A campanha surpreendente na Copa do Mundo de 2002 – quartas-de-final – colocou os Estados Unidos como uma das forças emergentes do futebol, mas na Alemanha tal fama não ficou comprovada. Sorteados no grupo mais equilibrado da primeira fase ao lado de Gana, Itália e República Tcheca, os norte-americanos despediram-se sem vencer uma partida sequer.
Porém, para amenizar a decepção, restam para os Estados Unidos se apegarem a dois detalhes: contra as seleções classificadas da chave, Itália e Gana, as partidas foram equilibradas. Para completar, muito dos jogadores utilizados pelo técnico Bruce Arena têm menos de 25 anos e a renovação pode surtir efeito nos próximos Mundiais, já que os norte-americanos só têm os mexicanos como adversários à altura na Concacaf e são presenças quase certa na África do Sul.
Desastre total só mesmo na estréia contra os tchecos: 3 x 0 com direito a olé. Com um time excessivamente defensivo, o treinador viu a necessidade de mudar no jogo seguinte, contra os favoritos italianos, e o resultado foi satisfatório. O placar terminou em 1 x 1, mas os norte-americanos foram melhores durante o primeiro tempo e agüentaram a pressão de jogar com um a menos (Mastroeni e Pope, pelos EUA, e De Rossi, pela Itália, foram expulsos) durante praticamente toda a etapa final.

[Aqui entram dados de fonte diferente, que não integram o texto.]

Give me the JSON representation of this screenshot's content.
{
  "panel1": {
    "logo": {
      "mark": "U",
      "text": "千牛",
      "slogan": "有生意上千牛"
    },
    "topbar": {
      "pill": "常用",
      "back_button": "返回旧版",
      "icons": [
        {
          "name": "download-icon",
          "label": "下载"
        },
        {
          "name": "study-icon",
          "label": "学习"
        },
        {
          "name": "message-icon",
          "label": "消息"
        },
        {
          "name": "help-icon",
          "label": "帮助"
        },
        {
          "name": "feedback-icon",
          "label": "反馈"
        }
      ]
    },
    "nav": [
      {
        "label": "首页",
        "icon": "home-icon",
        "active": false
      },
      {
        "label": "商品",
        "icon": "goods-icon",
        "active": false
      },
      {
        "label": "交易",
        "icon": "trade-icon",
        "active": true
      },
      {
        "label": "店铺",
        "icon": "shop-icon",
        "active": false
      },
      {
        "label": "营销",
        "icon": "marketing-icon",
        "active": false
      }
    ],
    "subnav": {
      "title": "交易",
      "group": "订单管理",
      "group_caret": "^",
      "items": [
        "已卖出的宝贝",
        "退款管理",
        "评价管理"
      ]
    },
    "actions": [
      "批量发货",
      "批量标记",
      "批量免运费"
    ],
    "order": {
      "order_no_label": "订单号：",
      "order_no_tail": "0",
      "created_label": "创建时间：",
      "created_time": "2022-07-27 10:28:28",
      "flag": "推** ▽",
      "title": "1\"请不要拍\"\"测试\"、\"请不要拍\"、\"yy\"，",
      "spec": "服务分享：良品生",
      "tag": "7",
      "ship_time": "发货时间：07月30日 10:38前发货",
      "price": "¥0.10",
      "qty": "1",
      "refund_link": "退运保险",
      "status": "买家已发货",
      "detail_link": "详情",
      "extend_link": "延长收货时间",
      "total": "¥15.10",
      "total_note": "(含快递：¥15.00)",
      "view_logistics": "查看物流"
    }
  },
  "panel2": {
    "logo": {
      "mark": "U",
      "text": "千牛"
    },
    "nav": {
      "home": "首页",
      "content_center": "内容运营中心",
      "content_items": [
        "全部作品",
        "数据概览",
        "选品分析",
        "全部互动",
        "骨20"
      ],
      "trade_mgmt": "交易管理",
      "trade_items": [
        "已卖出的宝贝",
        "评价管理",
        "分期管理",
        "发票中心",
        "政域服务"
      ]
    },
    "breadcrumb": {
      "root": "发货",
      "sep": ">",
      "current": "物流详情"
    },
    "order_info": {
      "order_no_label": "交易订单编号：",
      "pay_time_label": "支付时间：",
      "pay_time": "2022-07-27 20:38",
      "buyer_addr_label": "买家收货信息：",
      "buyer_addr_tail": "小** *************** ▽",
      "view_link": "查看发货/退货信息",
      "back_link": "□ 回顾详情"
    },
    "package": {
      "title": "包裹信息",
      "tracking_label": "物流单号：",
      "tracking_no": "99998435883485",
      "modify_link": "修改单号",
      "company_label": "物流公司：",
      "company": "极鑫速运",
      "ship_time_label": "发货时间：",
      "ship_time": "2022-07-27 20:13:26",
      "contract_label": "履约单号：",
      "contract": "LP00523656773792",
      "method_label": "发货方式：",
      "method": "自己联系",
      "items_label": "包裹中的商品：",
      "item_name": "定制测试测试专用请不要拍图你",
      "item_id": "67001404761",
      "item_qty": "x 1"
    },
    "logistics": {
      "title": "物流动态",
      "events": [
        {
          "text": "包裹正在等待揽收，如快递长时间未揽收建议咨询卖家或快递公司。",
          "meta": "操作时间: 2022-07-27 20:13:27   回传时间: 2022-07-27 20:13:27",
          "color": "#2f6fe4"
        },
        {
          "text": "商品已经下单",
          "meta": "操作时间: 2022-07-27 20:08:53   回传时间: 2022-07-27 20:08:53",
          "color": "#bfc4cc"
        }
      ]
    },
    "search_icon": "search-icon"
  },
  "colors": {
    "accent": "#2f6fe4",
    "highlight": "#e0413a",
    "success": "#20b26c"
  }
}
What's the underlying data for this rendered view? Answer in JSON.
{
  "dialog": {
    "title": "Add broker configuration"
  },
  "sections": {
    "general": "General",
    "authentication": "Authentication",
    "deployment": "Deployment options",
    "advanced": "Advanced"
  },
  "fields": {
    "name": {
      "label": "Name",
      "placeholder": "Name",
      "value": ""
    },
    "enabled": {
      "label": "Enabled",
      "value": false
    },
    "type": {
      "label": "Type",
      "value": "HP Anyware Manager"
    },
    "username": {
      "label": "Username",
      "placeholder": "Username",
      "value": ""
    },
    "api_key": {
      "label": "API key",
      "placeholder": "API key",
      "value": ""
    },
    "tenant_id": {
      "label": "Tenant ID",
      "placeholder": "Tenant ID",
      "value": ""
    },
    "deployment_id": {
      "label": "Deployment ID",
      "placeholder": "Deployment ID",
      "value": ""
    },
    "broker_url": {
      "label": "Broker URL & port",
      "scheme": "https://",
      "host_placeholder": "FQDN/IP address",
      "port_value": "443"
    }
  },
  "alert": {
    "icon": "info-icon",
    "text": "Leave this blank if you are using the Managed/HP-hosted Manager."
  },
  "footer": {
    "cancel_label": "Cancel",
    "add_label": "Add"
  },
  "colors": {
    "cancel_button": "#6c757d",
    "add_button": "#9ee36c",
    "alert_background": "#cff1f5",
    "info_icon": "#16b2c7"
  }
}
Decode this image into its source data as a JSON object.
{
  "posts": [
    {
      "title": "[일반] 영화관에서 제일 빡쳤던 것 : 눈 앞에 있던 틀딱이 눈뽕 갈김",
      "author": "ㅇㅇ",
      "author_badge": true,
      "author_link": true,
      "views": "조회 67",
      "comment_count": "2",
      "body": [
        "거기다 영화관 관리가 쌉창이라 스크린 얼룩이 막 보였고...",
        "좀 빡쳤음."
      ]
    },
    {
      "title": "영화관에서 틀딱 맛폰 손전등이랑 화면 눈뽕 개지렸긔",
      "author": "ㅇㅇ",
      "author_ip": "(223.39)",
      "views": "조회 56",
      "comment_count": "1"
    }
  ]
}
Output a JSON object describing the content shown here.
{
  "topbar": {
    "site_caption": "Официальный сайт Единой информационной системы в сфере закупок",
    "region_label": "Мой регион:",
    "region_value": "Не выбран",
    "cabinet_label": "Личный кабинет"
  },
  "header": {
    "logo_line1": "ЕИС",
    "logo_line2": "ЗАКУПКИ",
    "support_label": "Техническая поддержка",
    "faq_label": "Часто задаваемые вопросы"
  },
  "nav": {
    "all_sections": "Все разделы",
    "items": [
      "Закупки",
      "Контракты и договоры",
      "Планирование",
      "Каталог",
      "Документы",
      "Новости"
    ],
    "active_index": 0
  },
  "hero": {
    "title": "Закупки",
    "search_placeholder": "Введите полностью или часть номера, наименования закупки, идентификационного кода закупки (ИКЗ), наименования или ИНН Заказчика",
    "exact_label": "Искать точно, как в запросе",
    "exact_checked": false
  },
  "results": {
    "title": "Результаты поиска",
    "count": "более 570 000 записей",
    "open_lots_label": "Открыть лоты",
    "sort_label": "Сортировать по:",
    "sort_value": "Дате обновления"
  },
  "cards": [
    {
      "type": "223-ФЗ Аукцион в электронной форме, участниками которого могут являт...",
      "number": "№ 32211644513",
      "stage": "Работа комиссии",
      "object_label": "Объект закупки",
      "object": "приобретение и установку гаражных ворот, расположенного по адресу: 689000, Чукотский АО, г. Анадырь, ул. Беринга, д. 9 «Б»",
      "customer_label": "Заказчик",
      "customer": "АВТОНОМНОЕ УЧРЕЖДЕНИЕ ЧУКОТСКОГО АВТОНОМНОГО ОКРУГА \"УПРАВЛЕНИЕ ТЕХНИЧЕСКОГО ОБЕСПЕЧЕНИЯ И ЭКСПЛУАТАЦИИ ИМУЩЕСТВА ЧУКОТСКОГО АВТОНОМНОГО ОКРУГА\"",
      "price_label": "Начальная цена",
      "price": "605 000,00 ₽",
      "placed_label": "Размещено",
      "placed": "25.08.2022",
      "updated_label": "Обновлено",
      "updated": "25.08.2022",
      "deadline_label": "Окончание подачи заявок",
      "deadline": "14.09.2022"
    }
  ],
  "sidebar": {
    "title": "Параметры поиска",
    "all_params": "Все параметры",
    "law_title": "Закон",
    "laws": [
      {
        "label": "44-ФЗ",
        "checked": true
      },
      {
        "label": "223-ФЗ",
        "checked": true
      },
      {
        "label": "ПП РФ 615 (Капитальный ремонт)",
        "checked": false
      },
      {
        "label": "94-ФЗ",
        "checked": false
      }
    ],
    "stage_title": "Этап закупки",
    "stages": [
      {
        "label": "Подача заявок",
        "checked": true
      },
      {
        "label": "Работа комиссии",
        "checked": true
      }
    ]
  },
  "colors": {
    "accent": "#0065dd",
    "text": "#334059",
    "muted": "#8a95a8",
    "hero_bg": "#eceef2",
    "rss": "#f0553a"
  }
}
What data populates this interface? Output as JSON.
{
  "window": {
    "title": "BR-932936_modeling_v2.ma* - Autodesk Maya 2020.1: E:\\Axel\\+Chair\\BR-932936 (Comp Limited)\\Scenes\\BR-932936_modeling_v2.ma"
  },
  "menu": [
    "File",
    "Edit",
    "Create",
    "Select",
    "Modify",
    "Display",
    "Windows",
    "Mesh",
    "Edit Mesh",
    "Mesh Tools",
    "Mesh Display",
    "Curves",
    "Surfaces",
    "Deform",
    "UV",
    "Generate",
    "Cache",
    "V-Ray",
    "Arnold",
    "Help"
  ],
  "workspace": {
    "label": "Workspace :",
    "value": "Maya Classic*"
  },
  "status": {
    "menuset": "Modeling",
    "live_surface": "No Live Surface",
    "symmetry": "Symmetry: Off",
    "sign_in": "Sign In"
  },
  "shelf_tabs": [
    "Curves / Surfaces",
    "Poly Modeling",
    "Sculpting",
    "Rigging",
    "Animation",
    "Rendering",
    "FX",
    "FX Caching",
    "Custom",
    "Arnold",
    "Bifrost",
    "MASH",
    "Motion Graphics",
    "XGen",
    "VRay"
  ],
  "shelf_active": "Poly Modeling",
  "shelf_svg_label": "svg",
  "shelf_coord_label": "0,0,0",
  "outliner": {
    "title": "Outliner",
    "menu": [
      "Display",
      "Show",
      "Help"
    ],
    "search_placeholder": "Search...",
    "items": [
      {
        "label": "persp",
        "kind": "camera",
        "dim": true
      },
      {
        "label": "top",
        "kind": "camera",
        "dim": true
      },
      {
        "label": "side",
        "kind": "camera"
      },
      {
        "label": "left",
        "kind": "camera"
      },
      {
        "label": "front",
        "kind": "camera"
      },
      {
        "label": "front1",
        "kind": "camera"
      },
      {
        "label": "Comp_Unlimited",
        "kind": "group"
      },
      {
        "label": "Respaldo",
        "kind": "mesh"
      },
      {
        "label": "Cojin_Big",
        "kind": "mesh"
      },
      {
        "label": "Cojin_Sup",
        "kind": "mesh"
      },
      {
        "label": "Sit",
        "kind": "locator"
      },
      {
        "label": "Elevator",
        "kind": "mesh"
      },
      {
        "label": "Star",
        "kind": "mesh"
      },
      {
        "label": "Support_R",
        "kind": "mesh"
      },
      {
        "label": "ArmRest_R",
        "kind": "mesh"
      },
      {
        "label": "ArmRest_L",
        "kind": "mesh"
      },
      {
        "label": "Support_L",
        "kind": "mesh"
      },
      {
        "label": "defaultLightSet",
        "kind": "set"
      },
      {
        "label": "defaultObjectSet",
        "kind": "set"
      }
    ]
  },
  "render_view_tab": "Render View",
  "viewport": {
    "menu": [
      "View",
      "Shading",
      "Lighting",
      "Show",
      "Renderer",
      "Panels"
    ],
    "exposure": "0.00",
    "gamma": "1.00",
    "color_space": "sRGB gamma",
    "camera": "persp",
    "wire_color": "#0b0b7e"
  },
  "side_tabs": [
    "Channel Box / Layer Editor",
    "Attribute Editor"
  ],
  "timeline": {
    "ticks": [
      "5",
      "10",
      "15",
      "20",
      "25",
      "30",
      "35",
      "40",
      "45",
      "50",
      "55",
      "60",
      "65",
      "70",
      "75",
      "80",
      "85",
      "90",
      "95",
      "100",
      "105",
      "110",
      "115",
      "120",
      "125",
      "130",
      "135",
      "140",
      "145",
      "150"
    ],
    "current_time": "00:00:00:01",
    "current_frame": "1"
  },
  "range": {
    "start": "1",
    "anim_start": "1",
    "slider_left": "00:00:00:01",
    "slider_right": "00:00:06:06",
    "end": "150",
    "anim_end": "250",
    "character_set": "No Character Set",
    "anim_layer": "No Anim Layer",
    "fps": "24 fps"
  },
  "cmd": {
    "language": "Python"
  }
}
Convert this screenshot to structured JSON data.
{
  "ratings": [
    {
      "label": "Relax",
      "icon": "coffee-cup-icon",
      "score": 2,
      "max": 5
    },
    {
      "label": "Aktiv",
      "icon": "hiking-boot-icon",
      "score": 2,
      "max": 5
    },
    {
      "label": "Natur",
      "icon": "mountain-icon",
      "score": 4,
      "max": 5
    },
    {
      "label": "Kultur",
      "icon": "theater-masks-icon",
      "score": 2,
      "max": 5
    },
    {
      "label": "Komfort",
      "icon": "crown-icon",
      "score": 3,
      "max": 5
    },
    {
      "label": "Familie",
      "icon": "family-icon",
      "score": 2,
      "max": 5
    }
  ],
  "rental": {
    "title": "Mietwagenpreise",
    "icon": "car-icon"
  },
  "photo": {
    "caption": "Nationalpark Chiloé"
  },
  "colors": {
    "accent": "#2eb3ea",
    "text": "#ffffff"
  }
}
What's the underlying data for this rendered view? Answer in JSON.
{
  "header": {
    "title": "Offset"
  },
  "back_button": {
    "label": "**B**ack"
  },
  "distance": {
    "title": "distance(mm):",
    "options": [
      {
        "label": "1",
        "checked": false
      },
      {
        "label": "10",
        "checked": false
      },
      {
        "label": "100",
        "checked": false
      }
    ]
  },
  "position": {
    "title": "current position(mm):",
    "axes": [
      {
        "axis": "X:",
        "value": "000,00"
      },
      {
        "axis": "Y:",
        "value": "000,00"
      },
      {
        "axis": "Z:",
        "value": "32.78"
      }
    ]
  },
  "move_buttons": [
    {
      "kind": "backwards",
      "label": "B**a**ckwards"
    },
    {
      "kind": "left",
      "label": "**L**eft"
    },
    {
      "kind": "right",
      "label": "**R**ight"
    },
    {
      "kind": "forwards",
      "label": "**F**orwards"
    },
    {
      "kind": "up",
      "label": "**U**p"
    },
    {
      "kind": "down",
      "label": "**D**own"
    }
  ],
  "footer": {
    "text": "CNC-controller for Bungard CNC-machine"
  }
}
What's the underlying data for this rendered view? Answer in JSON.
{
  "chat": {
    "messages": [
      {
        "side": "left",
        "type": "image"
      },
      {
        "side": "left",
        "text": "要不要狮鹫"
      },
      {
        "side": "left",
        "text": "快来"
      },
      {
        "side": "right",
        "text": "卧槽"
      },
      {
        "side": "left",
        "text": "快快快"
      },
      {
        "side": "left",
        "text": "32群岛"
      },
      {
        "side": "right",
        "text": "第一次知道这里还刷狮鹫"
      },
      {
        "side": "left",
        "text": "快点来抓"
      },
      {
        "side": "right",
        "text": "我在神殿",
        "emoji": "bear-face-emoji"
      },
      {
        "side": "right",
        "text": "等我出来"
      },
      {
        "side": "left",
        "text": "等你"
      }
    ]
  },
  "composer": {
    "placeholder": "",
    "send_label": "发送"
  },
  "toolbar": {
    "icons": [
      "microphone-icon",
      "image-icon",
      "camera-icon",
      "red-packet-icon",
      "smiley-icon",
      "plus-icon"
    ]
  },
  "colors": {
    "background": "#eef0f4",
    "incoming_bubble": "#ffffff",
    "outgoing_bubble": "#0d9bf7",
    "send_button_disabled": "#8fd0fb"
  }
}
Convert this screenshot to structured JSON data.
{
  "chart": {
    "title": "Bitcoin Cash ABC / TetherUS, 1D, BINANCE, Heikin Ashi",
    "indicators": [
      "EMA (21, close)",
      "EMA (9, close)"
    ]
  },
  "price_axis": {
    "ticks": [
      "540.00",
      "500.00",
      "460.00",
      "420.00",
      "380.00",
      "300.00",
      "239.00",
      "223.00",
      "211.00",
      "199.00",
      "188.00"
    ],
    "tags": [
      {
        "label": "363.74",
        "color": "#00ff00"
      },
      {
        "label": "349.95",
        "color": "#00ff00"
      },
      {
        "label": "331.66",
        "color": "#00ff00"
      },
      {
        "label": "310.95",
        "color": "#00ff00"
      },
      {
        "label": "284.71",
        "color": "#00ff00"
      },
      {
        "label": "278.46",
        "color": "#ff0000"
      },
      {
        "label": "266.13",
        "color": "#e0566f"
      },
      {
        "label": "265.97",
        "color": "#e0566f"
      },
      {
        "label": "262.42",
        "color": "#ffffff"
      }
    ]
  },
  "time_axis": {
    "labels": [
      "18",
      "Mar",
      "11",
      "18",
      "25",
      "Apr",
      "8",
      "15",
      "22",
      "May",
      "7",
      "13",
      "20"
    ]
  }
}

Precisando da vitória para ainda ter chances de classificação, Estados Unidos equilibraram o jogo contra Gana, mas faltou brilho e poder de decisão. Resultado: derrota por 2 x 1 e uma despedida melancólica do capitão Reyna, que depois de 12 anos de serviços prestados se aposentará da seleção.
No primeiro gol do jogo, o atacante que tem 122 partidas pelos Estados Unidos perdeu a bola para Draman e ainda sentiu contusão que o obrigou a abandonar o campo antes do intervalo.
O meia Landon Donovan, principal nome da campanha histórica de 2002, também decepcionou: não marcou gols, não deu passes e esteve sumido na maior parte das partidas. Com apenas 24 anos, o jogador precisará de mais regularidade se quiser seguir os passos de Reyna e liderar a seleção norte-americana nos próximos anos.
Em contrapartida, estreantes em Copas como o zagueiro Onyewu, o meia Dempsey e os laterais Convey e Cherundolo surpreenderam, mostraram qualidades e provaram que a renovação promovida por Bruce Arena pode render resultados num futuro próximo se for mantida.
Outras peças fundamentais, como Mastroeni, Bocanegra, Beasley e Lewis também beiram os 25 anos, o que fortalece a tese de que o papel de coadjuvante dos Estados Unidos na Alemanha seja apenas circunstancial.